GNYHA and the Binghamton University Thomas J. Watson School of Engineering & Applied Science recently co-hosted Design Thinking in Health Care, the first of three virtual workshops on systems science/engineering techniques to adapt, innovate, and redesign health care in the age of COVID-19. The Watson School is a frequent collaborator with GNYHA’s Health Care Systems Engineering Community of Practice, a forum for systems engineers to share and learn about projects their peers are working on, and an opportunity to spread innovations and best practices.

Design Thinking is a “new way of working that helps teams solve really big real-world problems,” said instructor Michael Testani, the Director of Industrial Outreach and Continuing Professional Education and adjunct faculty at Binghamton University’s Watson School. Describing Design Thinking as a discipline grounded in values and principles, he noted that it involves thought-diverse teams using an innovative problem-solving framework to bring signature experiences to their customers. Mr. Testani—who teaches Systems Design, Agile Engineering & Design Thinking, and Project Management classes for the System Science and Industrial Engineering Department—also detailed how Design Thinking can surface unmet needs; reduce the risks associated with debuting new products, processes, and services; and generate truly revolutionary solutions.

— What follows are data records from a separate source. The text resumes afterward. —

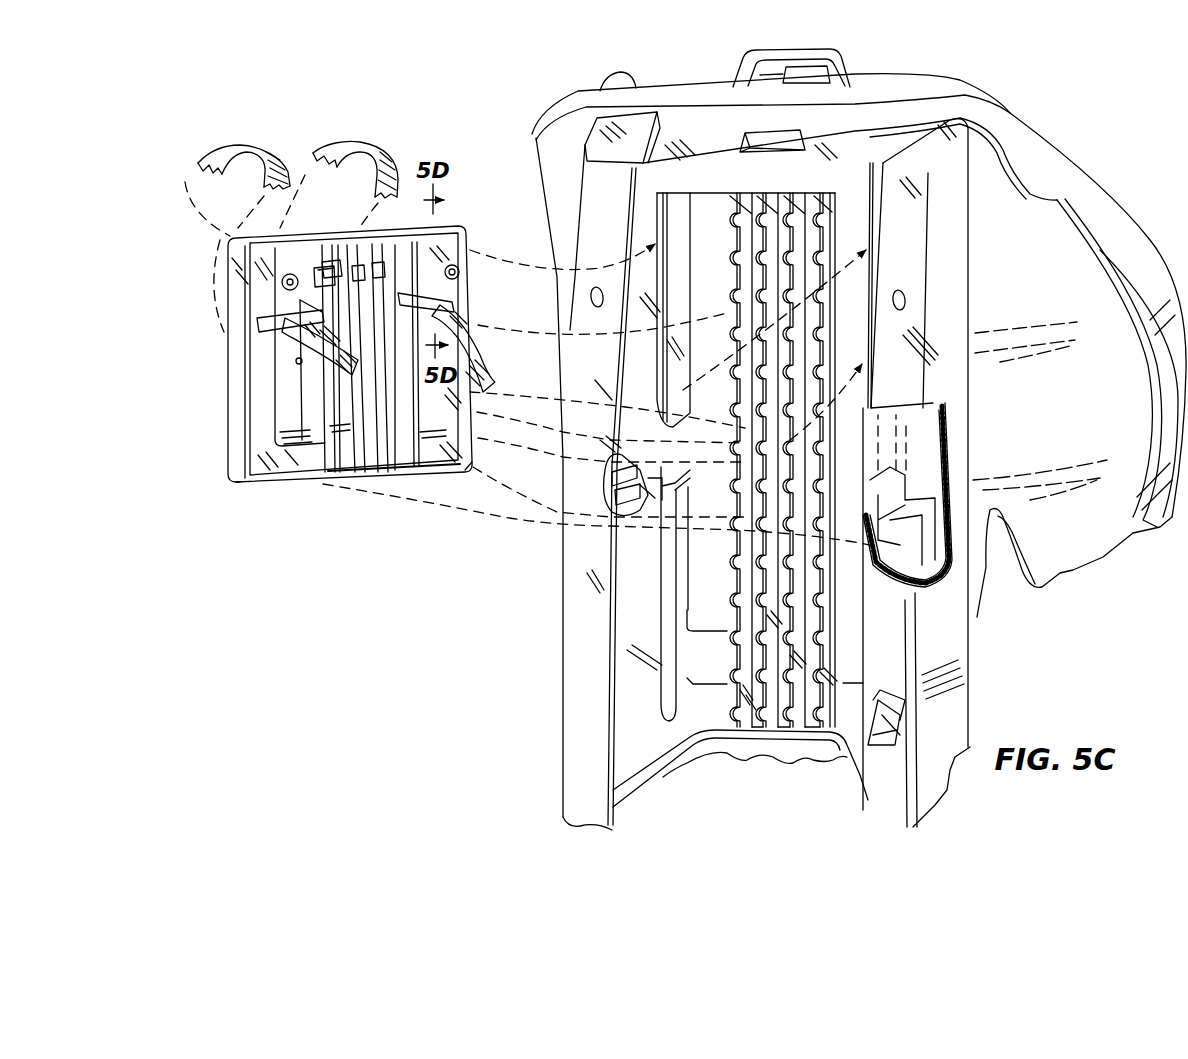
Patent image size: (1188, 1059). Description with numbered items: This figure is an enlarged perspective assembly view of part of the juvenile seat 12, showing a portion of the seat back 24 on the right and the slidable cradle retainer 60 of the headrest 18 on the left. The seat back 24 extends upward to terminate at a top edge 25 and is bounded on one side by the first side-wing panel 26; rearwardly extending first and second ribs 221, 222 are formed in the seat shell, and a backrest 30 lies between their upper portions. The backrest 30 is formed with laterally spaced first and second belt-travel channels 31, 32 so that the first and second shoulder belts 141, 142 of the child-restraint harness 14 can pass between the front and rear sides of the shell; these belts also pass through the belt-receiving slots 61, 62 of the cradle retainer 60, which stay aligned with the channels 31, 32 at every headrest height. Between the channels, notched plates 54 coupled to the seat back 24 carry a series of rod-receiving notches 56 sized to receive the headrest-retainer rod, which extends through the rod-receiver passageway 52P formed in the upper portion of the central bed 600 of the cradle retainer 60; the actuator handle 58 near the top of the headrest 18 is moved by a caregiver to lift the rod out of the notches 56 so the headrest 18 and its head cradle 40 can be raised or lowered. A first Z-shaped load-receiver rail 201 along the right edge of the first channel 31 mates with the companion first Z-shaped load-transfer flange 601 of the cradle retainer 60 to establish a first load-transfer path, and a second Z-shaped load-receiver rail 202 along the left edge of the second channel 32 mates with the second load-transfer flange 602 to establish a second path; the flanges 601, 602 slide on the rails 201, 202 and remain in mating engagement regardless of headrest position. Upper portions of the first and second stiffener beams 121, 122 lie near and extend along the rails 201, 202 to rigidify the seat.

The juvenile seat 12 is at (1082, 155).
The child-restraint harness 14 is at (306, 94).
The headrest 18 is at (992, 84).
The seat back 24 is at (972, 167).
The top edge 25 is at (628, 92).
The first side-wing panel 26 is at (1065, 255).
The backrest 30 is at (726, 185).
The first belt-travel channel 31 is at (850, 215).
The second belt-travel channel 32 is at (703, 215).
The head cradle 40 is at (1015, 107).
The rod-receiver passageway 52P is at (317, 262).
The notched plate 54 is at (822, 205).
The rod-receiving notches 56 is at (735, 302).
The actuator handle 58 is at (843, 65).
The slidable cradle retainer 60 is at (226, 357).
The belt-receiving slot 61 is at (256, 325).
The belt-receiving slot 62 is at (457, 310).
The first stiffener beam 121 is at (905, 614).
The second stiffener beam 122 is at (652, 455).
The first shoulder belt 141 is at (258, 150).
The second shoulder belt 142 is at (368, 142).
The first load-receiver rail 201 is at (920, 477).
The second load-receiver rail 202 is at (683, 222).
The first rib 221 is at (892, 762).
The second rib 222 is at (576, 717).
The central bed 600 is at (318, 488).
The first load-transfer flange 601 is at (242, 484).
The second load-transfer flange 602 is at (465, 472).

Topics discussed included the foundational principles of Design Thinking, creative and critical thinking processes, the Design Thinking framework, several key practices of Design Thinking, how to use Design Thinking in health care, and resources for further reference and learning.

The next workshop in the series, Introduction to Agile, will be held on September 24. The third workshop, slated for October 8, will focus on SIR (Susceptible, Infected, and Recovered) modeling.